Whether you’re at a bar in Tokyo or in your kitchen at 1 a.m., mentaiko spaghetti will knock out that late-night craving.
The last time you ate Alaskan pollock, you probably didn’t even register it: It might have been taking up space between layers of deep-fried breading in a McDonald’s Filet-O-Fish sandwich, or maybe performing crab drag in your California roll. It’s commercially fished by the kiloton specifically because of its abundance and its dependable lack of flavor. But salted and spiced directly in its membrane-wrapped lobes, the roe of the pollock is transformed into something delicious and deeply savory: mentaiko. It’s also the centerpiece of a low-fuss comfort dish from Japan.
Mentaiko spaghetti is a postwar baby. Both mentaiko and spaghetti were popularized in Japan after World War II; the former was brought back from Korea by returning Japanese occupiers, and the latter was introduced by homesick American soldiers. They made their first public appearance together for the first time in 1967 at Kabe no Ana, a Tokyo restaurant credited with popularizing wafu (Japanese-Western fusion) pasta. Spicy and creamy, briny and filling, the unlikely foreign dish found its way into the Japanese home-cooking canon.
Today, mentaiko spaghetti is embraced as a fast and easy comfort meal, equally welcome as a fast lunch or a late-night snack. “Mentaiko spaghetti is very popular to cook at home, as the whole dish can be prepared in less than 20 minutes,” explains Namiko Chen, a Bay Area home cook who runs the popular Japanese recipe site Just One Cookbook. “It’s especially popular among college students and young adults.” Her recipe features al dente spaghetti tossed in a creamy mixture of milk, heavy cream, butter, soy sauce, black pepper, and of course pollock roe, all topped off with thin nori strips and julienned shiso leaves for a bright punch of green.
“Pick mentaiko without additives, with a nice plump shape and a juicy, translucent texture,” Chen advises. “It should be a light pink, but the color may vary depending on how much chile pepper is used.” Once you stock up at a Japanese or Korean grocery store (where it’s known as myeongnan), the lobes last for two months in the freezer and defrost quickly if individually wrapped in plastic wrap. Outside of the mentaiko itself, every part of the dish is adjustable to preference—some recipes call for only butter, while others swap out the dairy for a substitute like mayo or olive oil.

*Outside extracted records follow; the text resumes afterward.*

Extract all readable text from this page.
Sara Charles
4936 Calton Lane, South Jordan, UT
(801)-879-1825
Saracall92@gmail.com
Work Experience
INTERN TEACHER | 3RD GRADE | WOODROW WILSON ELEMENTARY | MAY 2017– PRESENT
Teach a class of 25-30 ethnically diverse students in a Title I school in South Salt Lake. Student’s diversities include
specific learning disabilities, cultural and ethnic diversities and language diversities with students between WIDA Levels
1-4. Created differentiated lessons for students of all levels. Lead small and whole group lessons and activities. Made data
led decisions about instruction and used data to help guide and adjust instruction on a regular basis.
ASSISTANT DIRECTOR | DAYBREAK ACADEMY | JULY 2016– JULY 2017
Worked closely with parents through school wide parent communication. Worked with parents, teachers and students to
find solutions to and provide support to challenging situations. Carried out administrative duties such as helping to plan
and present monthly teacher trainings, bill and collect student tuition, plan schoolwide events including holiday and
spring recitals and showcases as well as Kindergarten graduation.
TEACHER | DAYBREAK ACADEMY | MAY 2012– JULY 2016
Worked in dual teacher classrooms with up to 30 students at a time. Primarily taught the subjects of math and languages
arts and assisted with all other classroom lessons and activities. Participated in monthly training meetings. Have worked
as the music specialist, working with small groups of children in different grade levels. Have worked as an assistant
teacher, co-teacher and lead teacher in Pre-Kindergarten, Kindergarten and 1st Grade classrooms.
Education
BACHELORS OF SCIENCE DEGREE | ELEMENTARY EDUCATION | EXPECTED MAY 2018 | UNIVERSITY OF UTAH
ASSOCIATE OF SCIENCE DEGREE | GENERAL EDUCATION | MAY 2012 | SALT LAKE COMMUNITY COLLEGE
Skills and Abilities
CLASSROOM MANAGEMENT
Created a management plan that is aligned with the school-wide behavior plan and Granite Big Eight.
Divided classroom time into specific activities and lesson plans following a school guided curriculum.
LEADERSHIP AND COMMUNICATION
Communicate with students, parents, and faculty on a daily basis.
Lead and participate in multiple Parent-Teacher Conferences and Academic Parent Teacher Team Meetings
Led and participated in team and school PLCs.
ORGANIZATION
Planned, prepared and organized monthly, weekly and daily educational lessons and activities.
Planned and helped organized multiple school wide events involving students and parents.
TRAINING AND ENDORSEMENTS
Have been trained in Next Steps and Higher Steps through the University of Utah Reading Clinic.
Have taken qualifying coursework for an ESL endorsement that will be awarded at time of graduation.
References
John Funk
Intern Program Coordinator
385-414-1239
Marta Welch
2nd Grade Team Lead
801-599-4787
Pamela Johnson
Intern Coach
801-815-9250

For all its simplicity, mentaiko spaghetti also dresses up well. In New York, the East Village café and bar Hi-Collar adds sautéed shimeji mushrooms into their “Mentai Cream Pasta,” which both boosts the umami and adds more sauce-gripping surface area to the dish. Midtown after-work spot Sake Bar Hagi mixes mentaiko with Kewpie mayo rather than cream and serves it with lemon wedges on the side, a surprisingly refreshing combination for all its richness.
Brooklyn ramen restaurant Chuko has one of the more elaborate takes on mentaiko pasta. Chef and co-owner Jamison Blankenship fell in love with the dish at first taste back when he worked at Morimoto: “One of the Japanese cooks did a mentaiko spaghetti with shiso and lobster for a staff meal, and it blew me away. Since then, whenever I go out drinking, I have to have it.” Blankenship immediately tried to put the dish on Morimoto’s menu but was told by Morimoto himself that the mentaiko they served as sushi was way too expensive to use on late-night drunk food.
At Chuko, he got his chance to pay homage to that staff meal. He decided to swap out the spaghetti and serve the dish as a mazemen, or brothless ramen—a fitting twist, as mazemen is a meal originally invented for staff meals at ramen restaurants. Chuko’s Mentaiko Mazemen special is a curly, thick noodle (specially picked out for the dish from Sun Noodle) coated in a briny reimagining of carbonara sauce—yuzu butter emulsified with noodle water, with the mentaiko added at the very end to keep its texture intact. The plate is finished with crunchy, flavorful toppings from both sides of the dish’s heritage: shiso and nori and scallions, toasted bread crumbs and bacon.
The dish has been a surprise cult hit for Chuko, but it rotates on and off the menu at both locations as Blankenship continues to play with the recipe: “I want to make it a bit lighter. I want the acidity and the mentaiko to come out more. We’re talking to a purveyor about getting a better-quality mentaiko and maybe a better bacon or a different style nori. We’ve changed the noodles a few times. It’ll always be changing.”
Blankenship’s pursuit of noodle perfection is admirable, but mentaiko spaghetti has the power to fulfill cravings even in its most basic iterations. For the home cook, the best version is the one you can whip up with whatever you have on hand, as long as that includes mentaiko.